コイツ、全教科赤点にしてやるか。生徒会長の職権を乱用してみるいい機会だ。
「誠。勝手に人の部屋に上がり込んだ上、嫌がらせの如く教科書の上に洋菓子の写真集を広げて俺の作業を妨害した行為。どうやって償う気だ?」
「相変わらず、お堅いな~神無月!」
「堅実な生き方は己が身を守る術なんだがな」
「はいはい、そういうのは置いといて!答えてくださいな、会長様!」
人のベッドに我が物顔で座る幼馴染ー藍田誠(アイダマコト)は音楽を聴いているのか足をリズミカルに動かしてくるので尚腹立たしい。
これは文句を言うより、さっさと答えて帰ってもらった方が先決だろう。
そう考え、写真に目をやったが思いの他に数が多い。
それにしてもひとつひとつのデザートに関してきちんと見た目や味、さらには使われている皿やセットの紅茶についてまでの感想が書いてある。
なかなか見せない(別に見たいとも思わないが)と思っていたがかなりの徹底ぶりだ。もはや、通の域といえるな。
何故この努力を勉学に向けないのか甚だ疑問で仕方がない。
自分の休息と思いパラパラとページをめくっていると一軒のエレガントな外観のお店が目に留まる。
そこには『pierre precieuse ^ピエール・プレシューズ^』と店名らしい文字が書かれてあった。
「あ、そこ、良かったよ!お菓子も可愛いものが多くてさ!」
「そうなのか。確かに、エクレアにマカロンやダックワーズ…これフランスだな」
「そうそう、フランス洋菓子専門の喫茶店!なんかアフタヌーンティーって感じで!」
「それはイギリスだ」
雑学としての知識があるのでそこの辺りはきちんと訂正しておいても問題ないだろう。海外の方の名誉のためにも。

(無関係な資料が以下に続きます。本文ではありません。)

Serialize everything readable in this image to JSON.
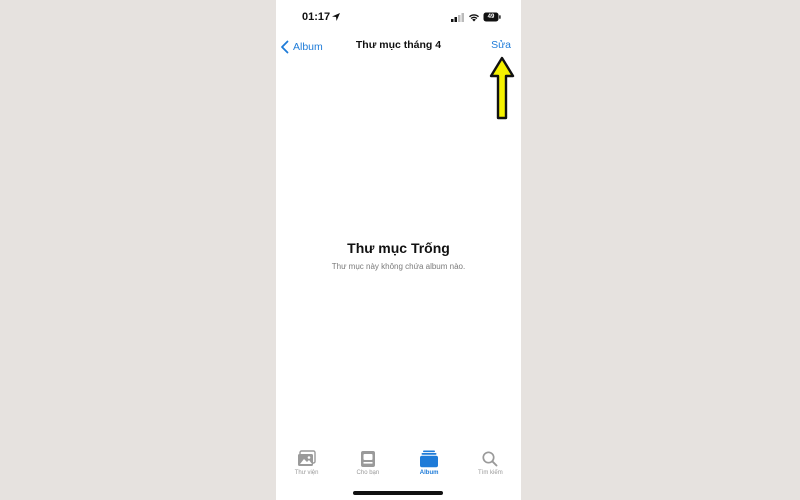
{
  "status_bar": {
    "time": "01:17",
    "battery": "49"
  },
  "nav": {
    "back_label": "Album",
    "title": "Thư mục tháng 4",
    "edit_label": "Sửa"
  },
  "empty_state": {
    "title": "Thư mục Trống",
    "subtitle": "Thư mục này không chứa album nào."
  },
  "tabs": [
    {
      "label": "Thư viện",
      "icon": "photo-library-icon",
      "active": false
    },
    {
      "label": "Cho bạn",
      "icon": "for-you-icon",
      "active": false
    },
    {
      "label": "Album",
      "icon": "albums-icon",
      "active": true
    },
    {
      "label": "Tìm kiếm",
      "icon": "search-icon",
      "active": false
    }
  ],
  "colors": {
    "accent": "#1e7bd8",
    "annotation": "#f5f100",
    "background": "#e6e2df"
  }
}
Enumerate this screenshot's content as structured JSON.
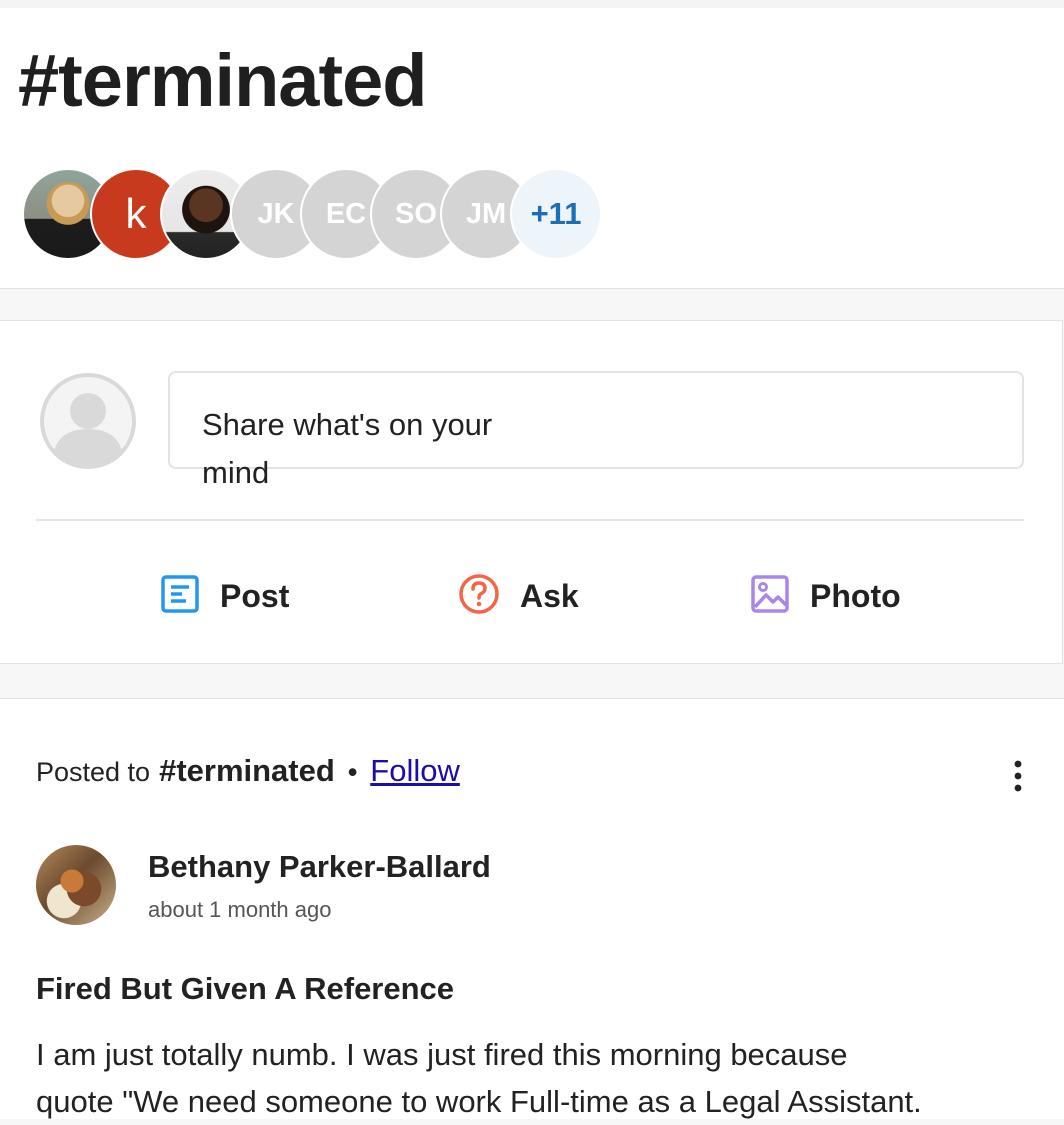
{
  "header": {
    "title": "#terminated",
    "members": [
      {
        "type": "photo",
        "name": "member-photo-1"
      },
      {
        "type": "letter",
        "text": "k"
      },
      {
        "type": "photo",
        "name": "member-photo-3"
      },
      {
        "type": "initials",
        "text": "JK"
      },
      {
        "type": "initials",
        "text": "EC"
      },
      {
        "type": "initials",
        "text": "SO"
      },
      {
        "type": "initials",
        "text": "JM"
      },
      {
        "type": "more",
        "text": "+11"
      }
    ]
  },
  "composer": {
    "placeholder_line1": "Share what's on your",
    "placeholder_line2": "mind",
    "actions": {
      "post": "Post",
      "ask": "Ask",
      "photo": "Photo"
    }
  },
  "post": {
    "posted_to_label": "Posted to",
    "tag": "#terminated",
    "separator": "•",
    "follow_label": "Follow",
    "author": "Bethany Parker-Ballard",
    "time": "about 1 month ago",
    "title": "Fired But Given A Reference",
    "body_line1": "I am just totally numb. I was just fired this morning because",
    "body_line2": "quote \"We need someone to work Full-time as a Legal Assistant."
  },
  "colors": {
    "post_icon": "#2196f3",
    "ask_icon": "#f26645",
    "photo_icon": "#a987e8",
    "more_text": "#1d6fb5",
    "link": "#1a0dab"
  }
}
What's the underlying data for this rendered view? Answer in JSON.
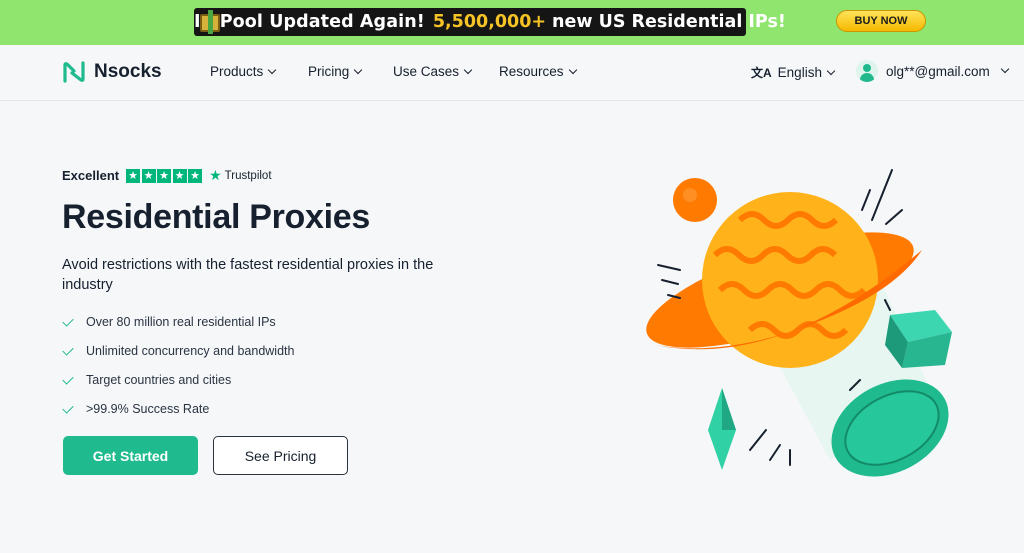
{
  "promo": {
    "text": "IP Pool Updated Again!",
    "highlight": "5,500,000+",
    "text2": "new US Residential IPs!",
    "cta": "BUY NOW"
  },
  "nav": {
    "brand": "Nsocks",
    "items": [
      {
        "label": "Products"
      },
      {
        "label": "Pricing"
      },
      {
        "label": "Use Cases"
      },
      {
        "label": "Resources"
      }
    ],
    "language": "English",
    "user_email": "olg**@gmail.com"
  },
  "hero": {
    "rating_label": "Excellent",
    "rating_stars": 5,
    "rating_source": "Trustpilot",
    "title": "Residential Proxies",
    "subtitle": "Avoid restrictions with the fastest residential proxies in the industry",
    "features": [
      "Over 80 million real residential IPs",
      "Unlimited concurrency and bandwidth",
      "Target countries and cities",
      ">99.9% Success Rate"
    ],
    "primary_cta": "Get Started",
    "secondary_cta": "See Pricing"
  },
  "colors": {
    "promo_bg": "#8fe56e",
    "accent": "#1fbb8f",
    "trustpilot": "#00b67a",
    "planet_orange": "#ff7a00",
    "planet_yellow": "#ffb21a",
    "cube_teal": "#3cd6b0"
  }
}
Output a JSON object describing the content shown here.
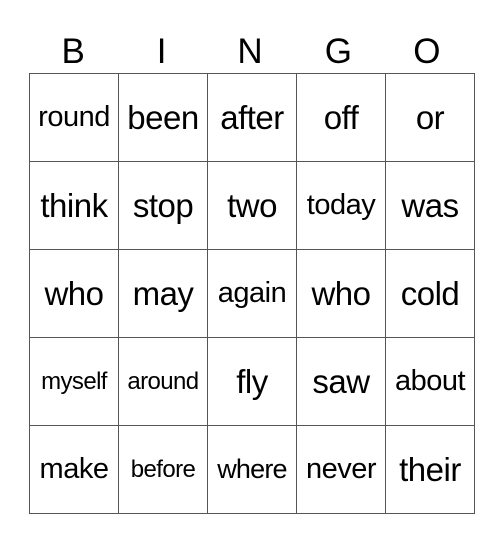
{
  "title_letters": [
    "B",
    "I",
    "N",
    "G",
    "O"
  ],
  "rows": [
    [
      "round",
      "been",
      "after",
      "off",
      "or"
    ],
    [
      "think",
      "stop",
      "two",
      "today",
      "was"
    ],
    [
      "who",
      "may",
      "again",
      "who",
      "cold"
    ],
    [
      "myself",
      "around",
      "fly",
      "saw",
      "about"
    ],
    [
      "make",
      "before",
      "where",
      "never",
      "their"
    ]
  ]
}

そして、店の名前もフランス語であろう。pierre^ピエール^は「石」、precieuse^プレシューズ^は確か「かけがえのない」という意味だったはずだ。
「かけがえのない石」=宝石という意味だろうか。
母親が帰国子女で長らくフランスに滞在していたのもあり、英語よりフランス語の方が馴染み深い。
「んじゃ、この店で決定な!」
「は?」
「それじゃ、詳しいことはLINEすっから!んじゃ、さらば!」
そういうと、誠は部屋の窓から颯爽と去っていった。
アイツは忍者か。掛け時計は既に午後11時を回っている。
ここは一軒家の二階なのだが、ベランダ伝いで我が家に帰るのにも誠は慣れてしまったようだ。
そう、誠は典型的な幼馴染且つお隣さんだ。
それにしても、一体なんだったのだ。結局、聞いた意味があったのかすら疑わしい。
しかしアイツのことだ、何か面倒なことに俺を巻き込もうとしているに違いない。
そうだな、この話は聞かなかったことにするか。
LINEも既読無視だ、…詳細を知る権利ぐらいあるだろう。
そうと決め込み、目の前の試験勉強に意識を切り替える。
「ふぅ…」
溜息か。
これは、集中切れだな。
あと数ページで切が良いところだが、今夜はここでやめておこう。
まだ試験まで逆算しても時間はある。計画を崩されたのは想定外…いや、想定内か。
また誠が乱入することを踏まえて計画を練り直すことにするか。
それとも、乱入を未然に防ぐ術を考えるべきか?
如何せん幼馴染相手だと分析しやすいようでしにくいな。
すっかり気が削がれた俺は部屋の電気と暖房を切り、ベッドに頭ごと潜り込む。
今夜は一段と冷える。
そういえば、冬場なのに窓の鍵を閉め忘れるなど気が抜けている証拠だな。
冬は滅法嫌いなのにな、まったく。